Not surprisingly, lack of lactase in your system can lead to symptoms of lactose intolerance.

However, the causes of lactose intolerance is a bit more complicated. There are adults who are lactase-persistent but lactose intolerant, and vice-versa. In addition to lactase gene, lactose intolerance also depends on composition of gut flora (which can be affected by diet, antibiotics, etc) and health of the digestive system (stomach bugs can damage the intestines and cause lactose intolerance).  Consequently, people can have varying degrees of lactose-intolerance.

So, is it common? It's estimated that more than 60% of people worldwide have reduced ability to digest lactose after infancy (i.e. their lactase gene gets downregulated after infancy). But how many of those people develop true lactose intolerance and how many of them developed it after adulthood is much harder to quantify.


Are there any home tests to find out if one is Lactose intolerant?
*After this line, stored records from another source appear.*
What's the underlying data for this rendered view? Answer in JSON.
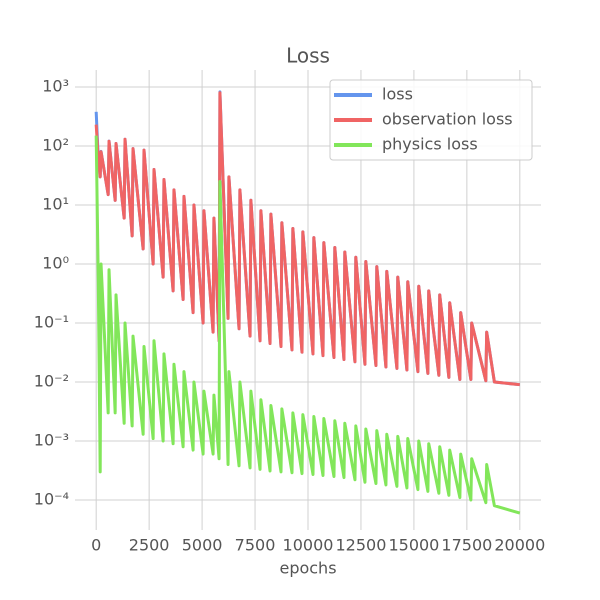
{
  "chart_data": {
    "type": "line",
    "title": "Loss",
    "x_label": "epochs",
    "y_scale": "log",
    "grid": true,
    "legend_position": "upper right",
    "xlim": [
      -1000,
      21000
    ],
    "xticks": [
      0,
      2500,
      5000,
      7500,
      10000,
      12500,
      15000,
      17500,
      20000
    ],
    "ylim": [
      3.1e-05,
      1940
    ],
    "yticks": [
      {
        "value": 0.0001,
        "label": "10⁻⁴"
      },
      {
        "value": 0.001,
        "label": "10⁻³"
      },
      {
        "value": 0.01,
        "label": "10⁻²"
      },
      {
        "value": 0.1,
        "label": "10⁻¹"
      },
      {
        "value": 1,
        "label": "10⁰"
      },
      {
        "value": 10,
        "label": "10¹"
      },
      {
        "value": 100,
        "label": "10²"
      },
      {
        "value": 1000,
        "label": "10³"
      }
    ],
    "x": [
      0,
      100,
      189,
      229,
      566,
      606,
      896,
      936,
      1321,
      1361,
      1698,
      1738,
      2217,
      2257,
      2689,
      2729,
      3160,
      3200,
      3632,
      3672,
      4104,
      4144,
      4575,
      4615,
      5047,
      5087,
      5519,
      5559,
      5802,
      5842,
      6226,
      6266,
      6745,
      6785,
      7264,
      7304,
      7736,
      7776,
      8208,
      8248,
      8726,
      8766,
      9245,
      9285,
      9717,
      9757,
      10236,
      10276,
      10708,
      10748,
      11226,
      11266,
      11698,
      11738,
      12217,
      12257,
      12689,
      12729,
      13208,
      13248,
      13679,
      13719,
      14198,
      14238,
      14670,
      14710,
      15189,
      15229,
      15660,
      15700,
      16179,
      16219,
      16651,
      16691,
      17170,
      17210,
      17689,
      17729,
      18396,
      18436,
      18800,
      20000
    ],
    "series": [
      {
        "name": "loss",
        "color": "#6495ed",
        "values": [
          380,
          60.5,
          30,
          81,
          15,
          121,
          12,
          110,
          6,
          130,
          3,
          90,
          1.8,
          85,
          1.0,
          40,
          0.6,
          27,
          0.35,
          18,
          0.25,
          14,
          0.15,
          10,
          0.1,
          8,
          0.07,
          6,
          0.05,
          825,
          0.12,
          30,
          0.08,
          18,
          0.06,
          12,
          0.05,
          8,
          0.045,
          7,
          0.04,
          5,
          0.035,
          4,
          0.032,
          3.5,
          0.03,
          2.8,
          0.028,
          2.3,
          0.026,
          1.9,
          0.024,
          1.6,
          0.022,
          1.3,
          0.02,
          1.1,
          0.019,
          0.9,
          0.018,
          0.75,
          0.017,
          0.6,
          0.016,
          0.5,
          0.015,
          0.42,
          0.014,
          0.35,
          0.013,
          0.3,
          0.012,
          0.22,
          0.011,
          0.15,
          0.011,
          0.1,
          0.0105,
          0.07,
          0.01,
          0.009
        ]
      },
      {
        "name": "observation loss",
        "color": "#f06464",
        "values": [
          230,
          60,
          30,
          80,
          15,
          120,
          12,
          110,
          6,
          130,
          3,
          90,
          1.8,
          85,
          1.0,
          40,
          0.6,
          27,
          0.35,
          18,
          0.25,
          14,
          0.15,
          10,
          0.1,
          8,
          0.07,
          6,
          0.05,
          800,
          0.12,
          30,
          0.08,
          18,
          0.06,
          12,
          0.05,
          8,
          0.045,
          7,
          0.04,
          5,
          0.035,
          4,
          0.032,
          3.5,
          0.03,
          2.8,
          0.028,
          2.3,
          0.026,
          1.9,
          0.024,
          1.6,
          0.022,
          1.3,
          0.02,
          1.1,
          0.019,
          0.9,
          0.018,
          0.75,
          0.017,
          0.6,
          0.016,
          0.5,
          0.015,
          0.42,
          0.014,
          0.35,
          0.013,
          0.3,
          0.012,
          0.22,
          0.011,
          0.15,
          0.011,
          0.1,
          0.0105,
          0.07,
          0.01,
          0.009
        ]
      },
      {
        "name": "physics loss",
        "color": "#82e65a",
        "values": [
          150,
          0.5,
          0.0003,
          1,
          0.003,
          0.8,
          0.003,
          0.3,
          0.002,
          0.1,
          0.0018,
          0.06,
          0.0013,
          0.04,
          0.0011,
          0.05,
          0.001,
          0.03,
          0.0009,
          0.02,
          0.0008,
          0.015,
          0.0007,
          0.01,
          0.0006,
          0.007,
          0.0006,
          0.006,
          0.0005,
          25,
          0.0004,
          0.015,
          0.00038,
          0.01,
          0.00035,
          0.007,
          0.00033,
          0.005,
          0.00031,
          0.004,
          0.0003,
          0.0035,
          0.00029,
          0.003,
          0.00028,
          0.0028,
          0.00027,
          0.0026,
          0.00026,
          0.0024,
          0.00025,
          0.0022,
          0.00024,
          0.002,
          0.00022,
          0.0018,
          0.0002,
          0.0016,
          0.00019,
          0.0015,
          0.00018,
          0.0013,
          0.00017,
          0.0012,
          0.00016,
          0.0011,
          0.00015,
          0.001,
          0.00014,
          0.0009,
          0.00013,
          0.0008,
          0.00012,
          0.0007,
          0.00011,
          0.0006,
          0.0001,
          0.0005,
          9e-05,
          0.0004,
          8e-05,
          6e-05
        ]
      }
    ]
  }
}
The DIY lactose intolerance test we did at our hospital:

drink 4 glasses (˜1 liter) of whatever kind of real (not soy) milk you like in quick succession, if nothing happens afterwards, you don't have it, on the other hand if within 1/2 to 2 hours, sometimes up to 6 hours afterwards you have bloating, flatulence, hear lots of rumbling belly noises, and have non bloody watery loose stools, you are lactose intolerant.

Confirmation tests:

Hydrogen breath test after ingesting 25 grams of lactose with hydrogen levels peaking because of hydrogen being formed in the large intestines because of the undigested lactose reaching the large intestines and getting fermented there by bacteria there.

old fashioned lactose tolerance test measuring if the blood glucose levels rise after ingesting 50 grams of lactose as a sign lactose was split into its components glucose and galactose.
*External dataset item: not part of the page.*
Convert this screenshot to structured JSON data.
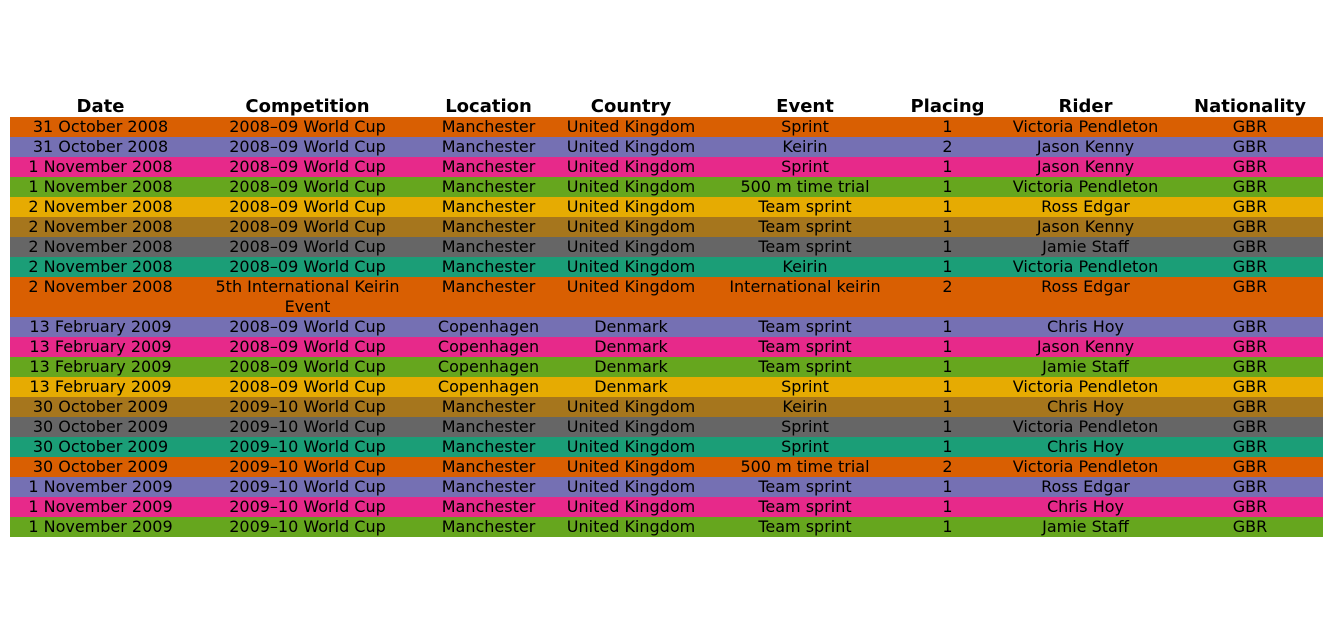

Genetic tests, the validated ones being lactase activity persistence in adults is associated with two polymorphisms: C/T 13910 and G/A 22018 located in MCM6 gene.


Can someone who has lactose intolerance eat Greek yogurt?

It depends on how the "Greek yoghurt" is made.

Traditionally, milk is fermented (which removes most, if not all of the lactose) to make yoghurt. Then the yoghurt is drained to make it thicker.

Some companies cut corners, though, and instead of making the effort and spending the time to drain the yoghurt, add dried milk powder to thicken it. The dried milk powder is usually not lactose-free, so lactose is being added to the yoghurt. This could be problematic to one who is lactose intolerant.


What are some good yogurts that are safe to eat for someone who is lactose intolerant?

Yoghurt really shouldn't present a problem for most who are lactose intolerant.

The bacteria that ferment the yoghurt are taking over the role that lactase plays in lactose tolerant people, that is, consuming most of the lactase. Even lactose intolerant people can generally consume 1-5g of it without problems.

Any yoghurt should be okay, at least in moderate quantities. If it's still presenting a problem for you, then you should be reducing the size of your portion.

If no amount is digestible, then you should look into the possibility that you're allergic to lactose, not just intolerant of it.


Are most Chinese people really lactose intolerant?

The answer is probably the result of two factors:

Cattle and dairy products are rare in most parts of China, because of the resources needed to nourish a cow. Cattle were occasionally used as beasts of burden. Beef itself used to be a relative luxury on menus. Meat production is on the increase, and we might expect that dairying may follow.

Because of the absence of dairying in most parts of China, the genetic mutation for lactose TOLERANCE is rare among Chinese.